On 4/8/21 2:09 AM, Juha Nieminen wrote:
> In comp.lang.c++ Richard Damon <
Ric...@damon-family.org> wrote:
>> Floating Point should ALWAYS be treated is 'imprecise', and sometimes
>> imprecise can create errors big enough to cause other issues.
>
> That's actually one of the most common misconceptions about floating point
> arithmetic.
And I would say that THAT is one of the most common misconceptions about
floating point.
Yes, there are LIMITED situations where floating point will be exact, or
at least consistent, but unless you absolutely KNOW that you are in one
of those cases, thinking you are is the source of most problems.
And, if you are in one of those cases, very often floating point in not
the best answer by many measures (it may be the simplest, but that
doesn't always mean best)
Double Precision floating point numbers represent only slightly less
than 2**64 discrete values. Of the values they might represent in that
range, the odds of one chosen truely at random is minuscule.
They do tend to be 'close enough' as few things are actually needed to a
better precision than they represent. So that is where acknowledging
that they ARE imprecise, but precise enough for most cases, is the way
to go, so you are alert for the cases when that imprecision gets
important, like the case talked about previously.
>
> I know that you didn't mean it like this, but nevertheless, quite often
> people talk about floating point values as if they were some kind of
> nebulous quantum mechanics Heisenberg uncertainty entities that have no
> precise well-defined values, as if they were hovering around the
> "correct" value, only randomly being exact if you are lucky, but most
> of the time being off, and you can never be certain that it will have
> a particular value, as if they were affected by quantum fluctuations
> and random transistor noise.
>
Yes, Imprecise does not mean 'random', but that shows not understanding
the meaning of terms.
> Or that's the picture one easily gets when people talk about floating
> point values.
>
> In actuality, floating point values have very precise determined
> values, specified by an IEEE standard.

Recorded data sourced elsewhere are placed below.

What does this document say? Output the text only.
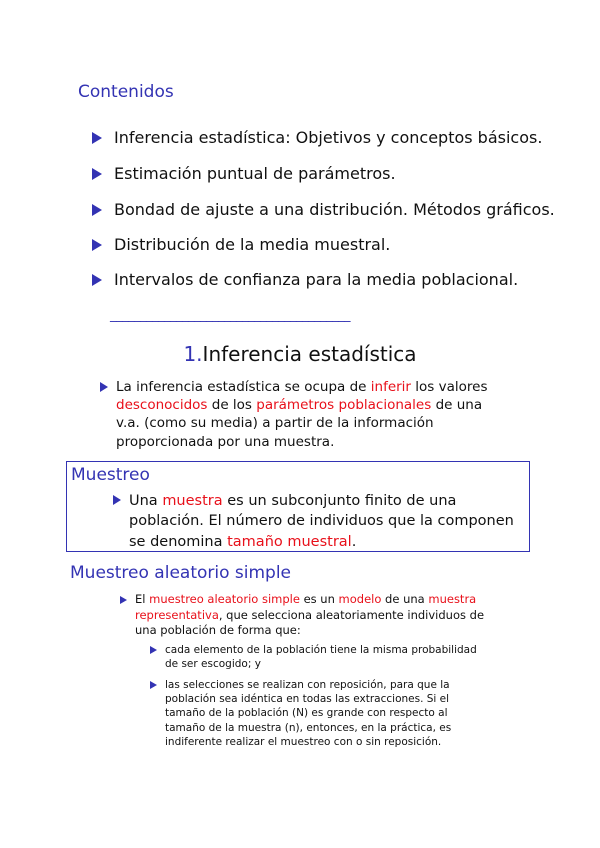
Contenidos
Inferencia estadística: Objetivos y conceptos básicos.
Estimación puntual de parámetros.
Bondad de ajuste a una distribución. Métodos gráficos.
Distribución de la media muestral.
Intervalos de confianza para la media poblacional.
________________________________________
1.Inferencia estadística
La inferencia estadística se ocupa de inferir los valores desconocidos de los parámetros poblacionales de una v.a. (como su media) a partir de la información proporcionada por una muestra.
Muestreo
Una muestra es un subconjunto finito de una población. El número de individuos que la componen se denomina tamaño muestral.
Muestreo aleatorio simple
El muestreo aleatorio simple es un modelo de una muestra representativa, que selecciona aleatoriamente individuos de una población de forma que:
cada elemento de la población tiene la misma probabilidad de ser escogido; y
las selecciones se realizan con reposición, para que la población sea idéntica en todas las extracciones. Si el tamaño de la población (N) es grande con respecto al tamaño de la muestra (n), entonces, en la práctica, es indiferente realizar el muestreo con o sin reposición.
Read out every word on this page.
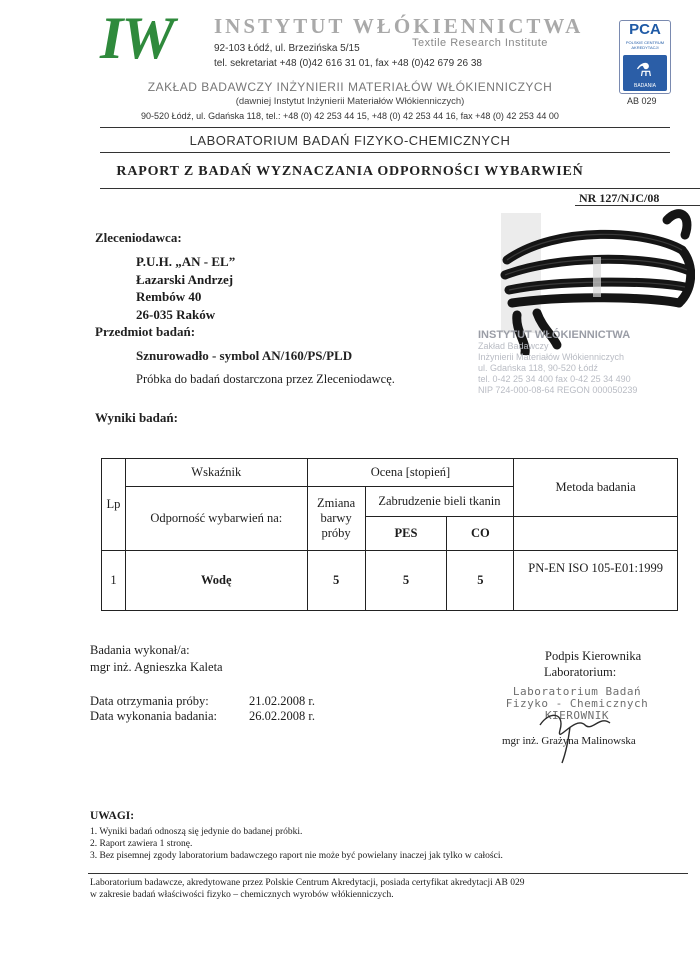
IW INSTYTUT WŁÓKIENNICTWA
Textile Research Institute
92-103 Łódź, ul. Brzezińska 5/15
tel. sekretariat +48 (0)42 616 31 01, fax +48 (0)42 679 26 38
PCA
POLSKIE CENTRUM AKREDYTACJI
⚗
BADANIA
AB 029
ZAKŁAD BADAWCZY INŻYNIERII MATERIAŁÓW WŁÓKIENNICZYCH
(dawniej Instytut Inżynierii Materiałów Włókienniczych)
90-520 Łódź, ul. Gdańska 118, tel.: +48 (0) 42 253 44 15, +48 (0) 42 253 44 16, fax +48 (0) 42 253 44 00
LABORATORIUM BADAŃ FIZYKO-CHEMICZNYCH
RAPORT Z BADAŃ WYZNACZANIA ODPORNOŚCI WYBARWIEŃ
NR 127/NJC/08
Zleceniodawca:
P.U.H. „AN - EL”
Łazarski Andrzej
Rembów 40
26-035 Raków
Przedmiot badań:
Sznurowadło - symbol AN/160/PS/PLD
Próbka do badań dostarczona przez Zleceniodawcę.
INSTYTUT WŁÓKIENNICTWA
Zakład Badawczy
Inżynierii Materiałów Włókienniczych
ul. Gdańska 118, 90-520 Łódź
tel. 0-42 25 34 400 fax 0-42 25 34 490
NIP 724-000-08-64 REGON 000050239
Wyniki badań:
Lp	Wskaźnik	Ocena [stopień]			Metoda badania
	Odporność wybarwień na:	Zmiana barwy próby	Zabrudzenie bieli tkanin		
			PES	CO	
1	Wodę	5	5	5	PN-EN ISO 105-E01:1999
Badania wykonał/a:
mgr inż. Agnieszka Kaleta
Data otrzymania próby:	21.02.2008 r.
Data wykonania badania:	26.02.2008 r.
Podpis Kierownika
Laboratorium:
Laboratorium Badań
Fizyko - Chemicznych
KIEROWNIK
mgr inż. Grażyna Malinowska
UWAGI:
1. Wyniki badań odnoszą się jedynie do badanej próbki.
2. Raport zawiera 1 stronę.
3. Bez pisemnej zgody laboratorium badawczego raport nie może być powielany inaczej jak tylko w całości.
Laboratorium badawcze, akredytowane przez Polskie Centrum Akredytacji, posiada certyfikat akredytacji AB 029
w zakresie badań właściwości fizyko – chemicznych wyrobów włókienniczych.
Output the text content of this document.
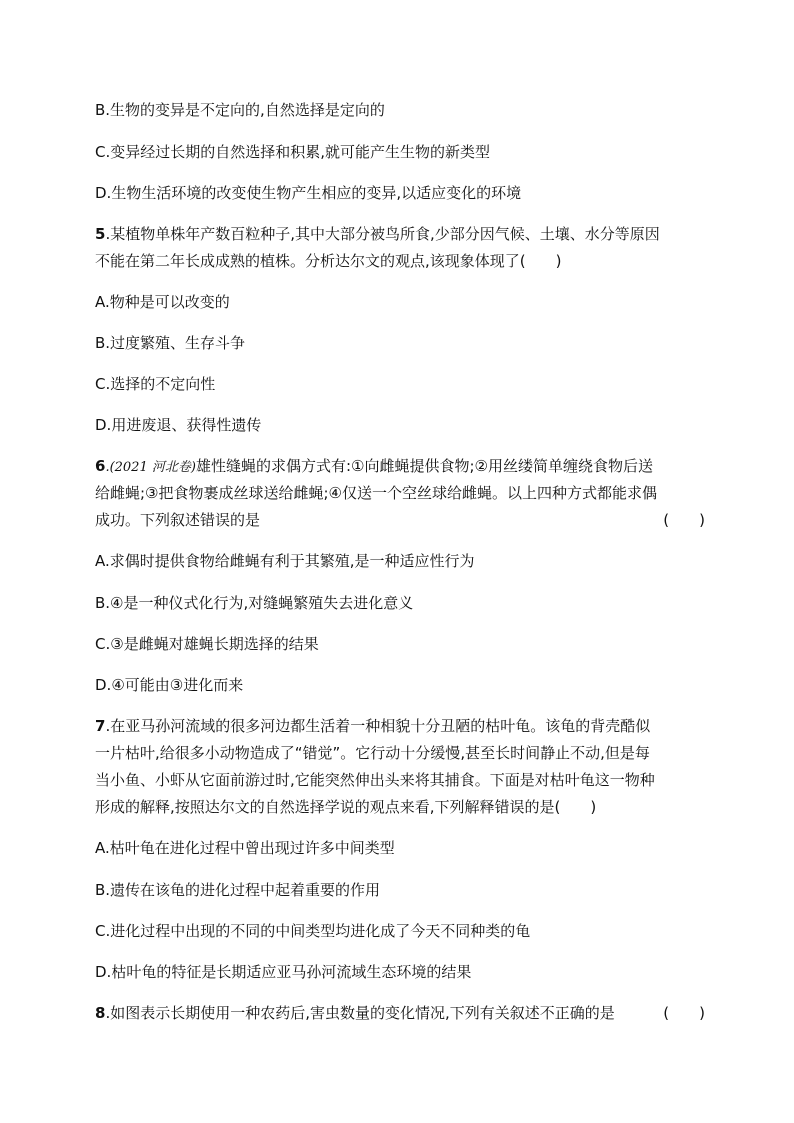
B.生物的变异是不定向的,自然选择是定向的
C.变异经过长期的自然选择和积累,就可能产生生物的新类型
D.生物生活环境的改变使生物产生相应的变异,以适应变化的环境
5.某植物单株年产数百粒种子,其中大部分被鸟所食,少部分因气候、土壤、水分等原因
不能在第二年长成成熟的植株。分析达尔文的观点,该现象体现了(　　)
A.物种是可以改变的
B.过度繁殖、生存斗争
C.选择的不定向性
D.用进废退、获得性遗传
6.(2021 河北卷)雄性缝蝇的求偶方式有:①向雌蝇提供食物;②用丝缕简单缠绕食物后送
给雌蝇;③把食物裹成丝球送给雌蝇;④仅送一个空丝球给雌蝇。以上四种方式都能求偶
成功。下列叙述错误的是	(　　)
A.求偶时提供食物给雌蝇有利于其繁殖,是一种适应性行为
B.④是一种仪式化行为,对缝蝇繁殖失去进化意义
C.③是雌蝇对雄蝇长期选择的结果
D.④可能由③进化而来
7.在亚马孙河流域的很多河边都生活着一种相貌十分丑陋的枯叶龟。该龟的背壳酷似
一片枯叶,给很多小动物造成了“错觉”。它行动十分缓慢,甚至长时间静止不动,但是每
当小鱼、小虾从它面前游过时,它能突然伸出头来将其捕食。下面是对枯叶龟这一物种
形成的解释,按照达尔文的自然选择学说的观点来看,下列解释错误的是(　　)
A.枯叶龟在进化过程中曾出现过许多中间类型
B.遗传在该龟的进化过程中起着重要的作用
C.进化过程中出现的不同的中间类型均进化成了今天不同种类的龟
D.枯叶龟的特征是长期适应亚马孙河流域生态环境的结果
8.如图表示长期使用一种农药后,害虫数量的变化情况,下列有关叙述不正确的是	(　　)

They, naturally, suffer from
> *rounding errors* when the value to be represented can't fit in the
> mantissa, but that's it. That's not uncertainty, that's just well-defined
> rounding (which can be predicted and calculated, if you really wanted).
Yes, a particular bit combination has an exact value that it represents,
and the operatons on those bits have fairly precise rules for how they
are to be performed.
>
> Most certainly if two floating point variables have been assigned the
> same exact value, you can certainly assume them to be bit-by-bit
> identical.
>
> double a = 1.25;
> double b = 1.25;
> assert(a == b); // Will never, ever, ever fail
That just shows repeatability, not accuracy.
It also works for the values of 0.1 and 0.2 even though they are NOT
exactly represented. As can be seen be:
double a = 0.1;
double b = 0.2;
double c = 0.3;
assert(a + b == c); /* Will fail on most binary floating point
machines */
>
> If two floating point values have been calculated using the exact
> same operations, the results will also be bit-by-bit identical.
> There is no randomness in floating point arithmetic. There are no
> quantum fluctuations affecting them.
>
> double a = std::sqrt(1.5) / 2.5;
> double b = std::sqrt(1.5) / 2.5;
> assert(a == b); // Will never, ever, ever fail
Again, shows consistency not accuracy.
For almost all values of a we will find that
std::sqrt(a) * std::sqrt(a) != a
(Yes, this will succeed for some values of a, likely gotten by taking a
value with less than 26 bits of precision and squaring it.
>
> Also, there are many values that can be represented 100% accurately
> with floating point. Granted that them being in base-2 makes it
> sometimes slightly unintuitive what these accurately-representable
> values are, because we think in base-10, but there are many.
>
> double a = 123456.0; // Is stored with 100% accuracy
> double b = 0.25; // Likewise.
>
> In general, all integers up to about 2^52 (positive or negative)
> can be represented with 100% accuracy in a double-precision floating
> point variable. Decimal numbers have to be thought in base-2 when
> considering whether they can be represented accurately. For example
> 0.5 can be represented accurately, 0.1 cannot (because 0.1 has an
> infinite representation in base-2, and thus will be rounded to
> the nearest value that can be represented with a double.)
>
Yes, and if you really are dealing with just integers, keep them as
integers. If you have to stop to decide if your number happens to be one
that is exact, you probably are doing something wrong and making
problems for yourself, and will likely make a mistake at some point.
Much better to either reformulate so they ALWAYS are exact or you treat
them like they are always possibly inexact.